Federal officials on Thursday launched a Web site that includes a ranking system for nursing homes providing care for Medicare and Medicaid recipients.

The Web site was created to help families determine which nursing home best meets their needs.

Kerry Weems, acting administrator for the Centers for Medicare and Medicaid Services, said the goal was to make the data the agency has been providing online for years more accessible.

“The star scores are based on three measures: three years of health inspection surveys, the most recent nine months of quality measure results and the latest annual report of staffing ratios,” Weems said in a national conference call.

The site allows users to search for nursing homes by name or by location.

Several homes in Androscoggin, Franklin and Oxford counties were highly ranked, receiving four or five of five possible stars. They included Marshwood Center and Montello Manor in Lewiston; Maine Veterans’ Home in South Paris; Norway Rehab and Living Center in Norway; and Orchard Park Rehab and Living Center in Farmington.
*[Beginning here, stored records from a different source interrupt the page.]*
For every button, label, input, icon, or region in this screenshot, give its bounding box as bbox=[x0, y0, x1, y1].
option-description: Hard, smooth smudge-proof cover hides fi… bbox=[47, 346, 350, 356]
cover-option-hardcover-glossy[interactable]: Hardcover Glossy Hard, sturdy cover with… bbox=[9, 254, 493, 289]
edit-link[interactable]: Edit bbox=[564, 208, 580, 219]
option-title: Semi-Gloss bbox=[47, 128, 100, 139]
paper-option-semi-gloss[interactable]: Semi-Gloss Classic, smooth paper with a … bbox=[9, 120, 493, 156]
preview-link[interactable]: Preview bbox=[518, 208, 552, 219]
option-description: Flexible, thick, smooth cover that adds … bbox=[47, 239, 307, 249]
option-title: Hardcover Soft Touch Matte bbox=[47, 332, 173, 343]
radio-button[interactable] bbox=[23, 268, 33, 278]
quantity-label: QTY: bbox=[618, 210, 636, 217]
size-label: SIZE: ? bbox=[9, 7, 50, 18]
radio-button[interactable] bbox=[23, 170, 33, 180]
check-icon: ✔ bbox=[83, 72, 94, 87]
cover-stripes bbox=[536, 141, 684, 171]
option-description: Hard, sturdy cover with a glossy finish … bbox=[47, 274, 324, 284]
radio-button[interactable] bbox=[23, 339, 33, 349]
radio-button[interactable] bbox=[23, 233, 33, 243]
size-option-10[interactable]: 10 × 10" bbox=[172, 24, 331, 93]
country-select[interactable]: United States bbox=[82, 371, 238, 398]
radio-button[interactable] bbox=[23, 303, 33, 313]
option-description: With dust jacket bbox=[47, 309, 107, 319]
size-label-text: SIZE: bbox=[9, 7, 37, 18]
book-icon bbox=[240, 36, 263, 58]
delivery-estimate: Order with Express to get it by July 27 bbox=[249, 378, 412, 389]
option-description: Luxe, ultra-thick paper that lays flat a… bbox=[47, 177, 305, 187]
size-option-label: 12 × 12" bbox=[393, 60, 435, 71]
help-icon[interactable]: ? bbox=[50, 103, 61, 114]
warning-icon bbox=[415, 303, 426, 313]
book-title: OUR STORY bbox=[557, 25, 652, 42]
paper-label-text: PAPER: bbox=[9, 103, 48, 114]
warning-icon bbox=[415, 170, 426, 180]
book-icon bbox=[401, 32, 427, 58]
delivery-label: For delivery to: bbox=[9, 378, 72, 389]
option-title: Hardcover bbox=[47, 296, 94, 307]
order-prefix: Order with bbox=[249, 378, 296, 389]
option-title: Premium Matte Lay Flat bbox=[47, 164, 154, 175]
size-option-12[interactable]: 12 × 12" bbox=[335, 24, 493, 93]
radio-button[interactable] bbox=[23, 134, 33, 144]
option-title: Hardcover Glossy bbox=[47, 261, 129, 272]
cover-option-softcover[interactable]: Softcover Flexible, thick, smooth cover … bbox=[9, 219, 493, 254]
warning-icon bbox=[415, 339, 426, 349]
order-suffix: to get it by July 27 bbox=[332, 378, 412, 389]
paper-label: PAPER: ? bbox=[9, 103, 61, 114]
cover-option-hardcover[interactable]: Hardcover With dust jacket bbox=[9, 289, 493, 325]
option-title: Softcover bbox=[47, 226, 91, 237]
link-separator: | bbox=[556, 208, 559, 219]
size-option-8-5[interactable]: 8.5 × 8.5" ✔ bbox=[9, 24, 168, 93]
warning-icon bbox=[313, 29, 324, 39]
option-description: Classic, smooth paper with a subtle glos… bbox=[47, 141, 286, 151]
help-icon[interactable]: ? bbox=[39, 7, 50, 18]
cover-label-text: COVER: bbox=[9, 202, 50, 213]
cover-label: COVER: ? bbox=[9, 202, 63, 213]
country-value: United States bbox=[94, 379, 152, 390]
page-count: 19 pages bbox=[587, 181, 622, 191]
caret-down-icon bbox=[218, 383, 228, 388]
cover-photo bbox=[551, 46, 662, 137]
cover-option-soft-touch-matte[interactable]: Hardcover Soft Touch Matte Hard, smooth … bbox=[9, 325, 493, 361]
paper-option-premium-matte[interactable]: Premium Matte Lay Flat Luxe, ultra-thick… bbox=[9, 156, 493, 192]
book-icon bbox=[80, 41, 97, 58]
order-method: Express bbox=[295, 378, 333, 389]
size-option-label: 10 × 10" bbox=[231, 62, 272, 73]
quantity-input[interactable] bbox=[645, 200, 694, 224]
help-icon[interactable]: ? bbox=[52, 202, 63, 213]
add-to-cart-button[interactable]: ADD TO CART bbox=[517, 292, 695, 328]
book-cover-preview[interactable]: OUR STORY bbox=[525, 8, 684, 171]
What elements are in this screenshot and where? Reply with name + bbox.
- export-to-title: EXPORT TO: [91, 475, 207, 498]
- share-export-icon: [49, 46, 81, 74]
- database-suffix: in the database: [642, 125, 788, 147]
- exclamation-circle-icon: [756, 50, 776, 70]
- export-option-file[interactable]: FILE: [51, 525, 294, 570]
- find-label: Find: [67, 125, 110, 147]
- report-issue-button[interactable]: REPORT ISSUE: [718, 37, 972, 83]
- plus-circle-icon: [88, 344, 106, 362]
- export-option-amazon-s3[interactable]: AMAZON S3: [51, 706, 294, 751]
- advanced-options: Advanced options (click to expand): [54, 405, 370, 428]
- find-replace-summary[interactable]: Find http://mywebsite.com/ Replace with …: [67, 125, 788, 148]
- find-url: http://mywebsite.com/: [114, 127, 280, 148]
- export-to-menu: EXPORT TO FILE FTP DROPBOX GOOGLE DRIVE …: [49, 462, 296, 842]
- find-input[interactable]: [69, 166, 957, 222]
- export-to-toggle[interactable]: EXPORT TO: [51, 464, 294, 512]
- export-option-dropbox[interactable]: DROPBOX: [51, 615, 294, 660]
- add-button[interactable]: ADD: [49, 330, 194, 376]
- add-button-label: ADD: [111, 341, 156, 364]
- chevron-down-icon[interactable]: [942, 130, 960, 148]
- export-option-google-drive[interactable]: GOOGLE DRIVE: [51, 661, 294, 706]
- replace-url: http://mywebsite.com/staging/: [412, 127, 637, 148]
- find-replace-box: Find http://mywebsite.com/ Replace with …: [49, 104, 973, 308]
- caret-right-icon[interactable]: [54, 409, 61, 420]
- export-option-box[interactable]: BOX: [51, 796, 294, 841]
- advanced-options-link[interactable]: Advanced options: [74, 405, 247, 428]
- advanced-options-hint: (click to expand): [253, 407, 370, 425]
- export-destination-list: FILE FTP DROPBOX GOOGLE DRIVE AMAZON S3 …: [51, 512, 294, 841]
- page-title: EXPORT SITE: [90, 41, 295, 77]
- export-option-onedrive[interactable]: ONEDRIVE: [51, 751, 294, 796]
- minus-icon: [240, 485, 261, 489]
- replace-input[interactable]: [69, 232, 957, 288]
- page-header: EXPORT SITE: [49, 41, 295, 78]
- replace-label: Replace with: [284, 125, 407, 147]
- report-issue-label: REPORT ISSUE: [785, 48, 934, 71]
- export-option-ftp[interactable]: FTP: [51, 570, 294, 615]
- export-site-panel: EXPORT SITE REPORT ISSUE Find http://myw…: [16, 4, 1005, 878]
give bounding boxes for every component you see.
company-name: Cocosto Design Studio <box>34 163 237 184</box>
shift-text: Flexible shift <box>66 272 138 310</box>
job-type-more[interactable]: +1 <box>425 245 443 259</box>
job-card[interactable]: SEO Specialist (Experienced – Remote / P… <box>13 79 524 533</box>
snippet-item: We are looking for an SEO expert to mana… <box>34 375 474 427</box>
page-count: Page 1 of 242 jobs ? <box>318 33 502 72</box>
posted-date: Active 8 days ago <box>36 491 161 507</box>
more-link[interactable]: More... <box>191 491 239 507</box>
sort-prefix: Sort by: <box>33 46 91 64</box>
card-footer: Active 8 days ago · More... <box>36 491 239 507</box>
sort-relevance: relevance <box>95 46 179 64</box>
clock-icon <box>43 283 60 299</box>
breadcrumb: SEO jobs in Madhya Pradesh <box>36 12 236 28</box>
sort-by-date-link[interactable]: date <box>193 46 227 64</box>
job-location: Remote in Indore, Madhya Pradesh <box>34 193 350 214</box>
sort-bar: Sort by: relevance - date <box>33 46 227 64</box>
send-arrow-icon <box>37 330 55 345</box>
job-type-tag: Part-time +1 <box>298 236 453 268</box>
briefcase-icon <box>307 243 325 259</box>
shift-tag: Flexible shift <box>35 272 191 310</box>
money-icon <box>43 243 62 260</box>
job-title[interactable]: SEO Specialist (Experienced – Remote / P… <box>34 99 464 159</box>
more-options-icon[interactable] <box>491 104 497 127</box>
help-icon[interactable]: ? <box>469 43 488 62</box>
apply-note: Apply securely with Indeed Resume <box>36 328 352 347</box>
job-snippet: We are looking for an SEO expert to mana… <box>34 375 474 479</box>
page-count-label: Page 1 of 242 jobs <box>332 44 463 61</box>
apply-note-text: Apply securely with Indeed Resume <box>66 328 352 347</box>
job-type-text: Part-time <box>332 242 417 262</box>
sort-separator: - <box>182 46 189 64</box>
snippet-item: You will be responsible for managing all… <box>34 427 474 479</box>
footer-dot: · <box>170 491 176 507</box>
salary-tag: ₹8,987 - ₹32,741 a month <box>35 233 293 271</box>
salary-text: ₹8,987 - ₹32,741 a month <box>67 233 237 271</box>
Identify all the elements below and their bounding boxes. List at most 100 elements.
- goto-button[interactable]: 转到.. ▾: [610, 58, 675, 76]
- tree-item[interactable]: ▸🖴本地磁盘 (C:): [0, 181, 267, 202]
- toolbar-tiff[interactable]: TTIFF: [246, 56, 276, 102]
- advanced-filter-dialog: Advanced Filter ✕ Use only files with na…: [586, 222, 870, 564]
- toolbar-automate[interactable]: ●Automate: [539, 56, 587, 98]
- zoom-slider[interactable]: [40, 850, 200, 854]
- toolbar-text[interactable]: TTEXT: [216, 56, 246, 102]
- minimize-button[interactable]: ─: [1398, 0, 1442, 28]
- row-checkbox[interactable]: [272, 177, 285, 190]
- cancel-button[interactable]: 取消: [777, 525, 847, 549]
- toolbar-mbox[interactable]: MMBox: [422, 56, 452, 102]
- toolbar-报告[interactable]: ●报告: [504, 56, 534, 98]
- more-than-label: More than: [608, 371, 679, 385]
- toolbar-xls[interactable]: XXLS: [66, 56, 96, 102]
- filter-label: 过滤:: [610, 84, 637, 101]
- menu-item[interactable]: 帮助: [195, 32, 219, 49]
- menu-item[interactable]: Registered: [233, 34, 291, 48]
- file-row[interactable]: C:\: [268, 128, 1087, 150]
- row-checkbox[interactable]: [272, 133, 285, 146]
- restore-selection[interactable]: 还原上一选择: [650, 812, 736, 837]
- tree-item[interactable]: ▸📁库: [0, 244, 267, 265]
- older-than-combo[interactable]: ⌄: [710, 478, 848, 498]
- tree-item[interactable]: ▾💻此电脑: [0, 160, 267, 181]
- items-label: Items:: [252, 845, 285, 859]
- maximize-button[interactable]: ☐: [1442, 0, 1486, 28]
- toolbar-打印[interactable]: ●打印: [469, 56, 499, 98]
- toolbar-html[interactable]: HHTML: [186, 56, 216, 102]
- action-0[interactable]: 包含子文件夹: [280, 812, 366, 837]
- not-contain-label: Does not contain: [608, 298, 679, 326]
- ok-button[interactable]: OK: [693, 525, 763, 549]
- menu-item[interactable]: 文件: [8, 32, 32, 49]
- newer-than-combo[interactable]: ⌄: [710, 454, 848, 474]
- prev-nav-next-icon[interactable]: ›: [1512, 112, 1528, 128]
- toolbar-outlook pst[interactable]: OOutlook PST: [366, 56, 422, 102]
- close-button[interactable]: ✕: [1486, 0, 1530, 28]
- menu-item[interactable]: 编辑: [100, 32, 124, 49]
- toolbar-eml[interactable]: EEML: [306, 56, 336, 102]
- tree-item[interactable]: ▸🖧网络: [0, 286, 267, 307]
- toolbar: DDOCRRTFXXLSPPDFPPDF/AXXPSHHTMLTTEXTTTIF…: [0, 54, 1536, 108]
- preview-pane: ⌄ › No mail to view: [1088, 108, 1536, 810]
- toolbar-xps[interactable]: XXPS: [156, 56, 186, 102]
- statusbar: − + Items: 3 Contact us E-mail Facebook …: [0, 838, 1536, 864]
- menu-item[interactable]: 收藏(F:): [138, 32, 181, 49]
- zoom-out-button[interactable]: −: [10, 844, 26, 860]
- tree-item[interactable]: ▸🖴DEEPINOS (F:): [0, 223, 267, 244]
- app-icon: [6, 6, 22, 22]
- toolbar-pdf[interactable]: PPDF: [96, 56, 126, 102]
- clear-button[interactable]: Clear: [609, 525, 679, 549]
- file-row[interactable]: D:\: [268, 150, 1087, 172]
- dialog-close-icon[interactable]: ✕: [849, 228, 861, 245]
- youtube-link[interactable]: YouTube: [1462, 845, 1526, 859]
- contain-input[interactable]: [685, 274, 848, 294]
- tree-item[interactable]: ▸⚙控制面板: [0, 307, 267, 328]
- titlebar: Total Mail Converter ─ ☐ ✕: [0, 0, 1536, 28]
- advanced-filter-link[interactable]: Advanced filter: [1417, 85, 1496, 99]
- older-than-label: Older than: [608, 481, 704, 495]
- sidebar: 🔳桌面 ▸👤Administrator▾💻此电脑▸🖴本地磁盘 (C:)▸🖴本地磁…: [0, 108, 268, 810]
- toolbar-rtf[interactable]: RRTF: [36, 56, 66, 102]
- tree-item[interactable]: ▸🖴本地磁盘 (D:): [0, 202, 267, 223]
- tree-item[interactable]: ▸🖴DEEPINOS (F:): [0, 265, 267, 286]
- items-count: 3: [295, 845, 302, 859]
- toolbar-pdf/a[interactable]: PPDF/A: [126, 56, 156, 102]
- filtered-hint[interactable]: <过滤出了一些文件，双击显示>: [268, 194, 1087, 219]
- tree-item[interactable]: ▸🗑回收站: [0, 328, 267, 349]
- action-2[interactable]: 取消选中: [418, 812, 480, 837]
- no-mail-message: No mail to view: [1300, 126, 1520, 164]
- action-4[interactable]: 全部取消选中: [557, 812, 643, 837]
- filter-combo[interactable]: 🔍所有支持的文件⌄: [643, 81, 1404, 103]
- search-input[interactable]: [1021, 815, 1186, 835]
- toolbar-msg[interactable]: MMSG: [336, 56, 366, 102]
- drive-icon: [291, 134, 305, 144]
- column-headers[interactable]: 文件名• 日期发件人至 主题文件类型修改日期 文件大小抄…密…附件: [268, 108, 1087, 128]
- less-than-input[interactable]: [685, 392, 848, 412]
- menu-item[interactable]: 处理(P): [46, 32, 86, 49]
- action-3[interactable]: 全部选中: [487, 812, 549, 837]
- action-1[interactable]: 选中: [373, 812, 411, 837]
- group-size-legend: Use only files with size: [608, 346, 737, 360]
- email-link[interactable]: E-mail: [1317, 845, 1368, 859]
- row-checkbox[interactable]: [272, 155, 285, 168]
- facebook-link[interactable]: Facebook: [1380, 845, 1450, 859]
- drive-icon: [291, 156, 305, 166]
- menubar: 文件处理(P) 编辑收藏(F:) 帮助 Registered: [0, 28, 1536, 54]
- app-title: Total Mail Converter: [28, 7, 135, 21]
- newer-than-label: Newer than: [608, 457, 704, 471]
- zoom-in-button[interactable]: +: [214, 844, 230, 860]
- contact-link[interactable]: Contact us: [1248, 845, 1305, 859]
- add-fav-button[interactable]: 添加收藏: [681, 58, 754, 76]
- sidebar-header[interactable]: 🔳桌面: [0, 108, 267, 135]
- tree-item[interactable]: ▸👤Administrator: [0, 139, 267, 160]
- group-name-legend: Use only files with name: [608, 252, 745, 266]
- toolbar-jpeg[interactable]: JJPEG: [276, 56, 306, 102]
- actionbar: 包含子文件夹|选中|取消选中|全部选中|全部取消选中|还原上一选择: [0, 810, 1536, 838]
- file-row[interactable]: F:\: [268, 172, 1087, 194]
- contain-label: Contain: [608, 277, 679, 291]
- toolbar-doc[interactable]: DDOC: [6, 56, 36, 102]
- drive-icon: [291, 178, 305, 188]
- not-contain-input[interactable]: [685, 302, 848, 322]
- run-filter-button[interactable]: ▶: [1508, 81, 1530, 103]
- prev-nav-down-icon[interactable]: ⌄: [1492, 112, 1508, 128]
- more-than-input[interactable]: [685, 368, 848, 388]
Two homes, Russell Park Rehab and Living Center in Lewiston and Victorian Villa Rehabilitation in Canton, received single-star rankings.

In 2005, Russell Park, owned by North Country Associates, faced a civil penalty and had its Medicare payments temporarily suspended after an employee verbally abused at least two residents, according to Sun Journal archives.

Lewiston-based North Country Associates also owns Orchard Park and Edgewood Rehab and Living Center in Farmington.

Mary Jane Richards, chief operating officer of North Country, said the rankings reflect not quality but simply compliance with regulations.

“You can follow a regulation, like the temperatures are correct in your food, but it doesn’t necessarily mean the food tastes really good and people want to eat it,” she said.

The data used by CMS is not the most up-to-date, either, she said. “This is really a flawed mechanism because they are basing it on old data, going back to 2007,” she said. “So if a facility did not do well in a survey in 2007 but has since improved in 2008, people won’t see that.”

Centers for Medicare and Medicaid Services officials said the data would be updated at least four times a year.

Mark Jacobs, administrator of Victorian Villa, said he understood why CMS made the rankings but said it “oversimplifies” nursing home quality.

“With something as complex as a nursing home, one number is just scary,” he said, referring to the star ranking. “On the criteria, some of it’s reasonable, but I wouldn’t say they have chosen the best way.”

Jacobs said he hoped his facility’s poor ranking would be outweighed by its location.

“When you’re rural, you tend to not make your decision particularly related to quality because proximity is so important,” he said. “Or, if you are a person that puts a lot of weight in (a rank), it’s like, ‘Well, I won’t put my animal in this kennel, but I will in that kennel even though I have to drive 45 miles.'”

Jacobs said he had been frustrated by the process leading up to the ranking, because CMS had not been open about which criteria it would use.

“They didn’t want us to know how they were stirring and what ingredients were in the recipe, and we really wanted to get a bit of a jump on it,” he said. “Now we can start to get our hands around what they are checking for, how they are crunching the numbers and what I need to do in my facility to better address what they are looking for.”

CMS’ Weems said he hoped the rankings would prompt homes to improve their services.

“In publishing the number of stars each nursing home has scored, we hope not only to help families but to step up our encouragement of some poorly performing nursing homes to improve the quality of care that they provide,” he said.

Weems and nursing home administrators said the best way to evaluate the merits of a home is to visit it.

“No ranking system or Web site can substitute for a family actually visiting the nursing home they are considering for a family member,” Weems said.

Nationwide, 12 percent of nursing homes received five stars, 22 percent received a single star and the remaining 66 percent were distributed fairly evenly between two, three and four stars, according to Weems.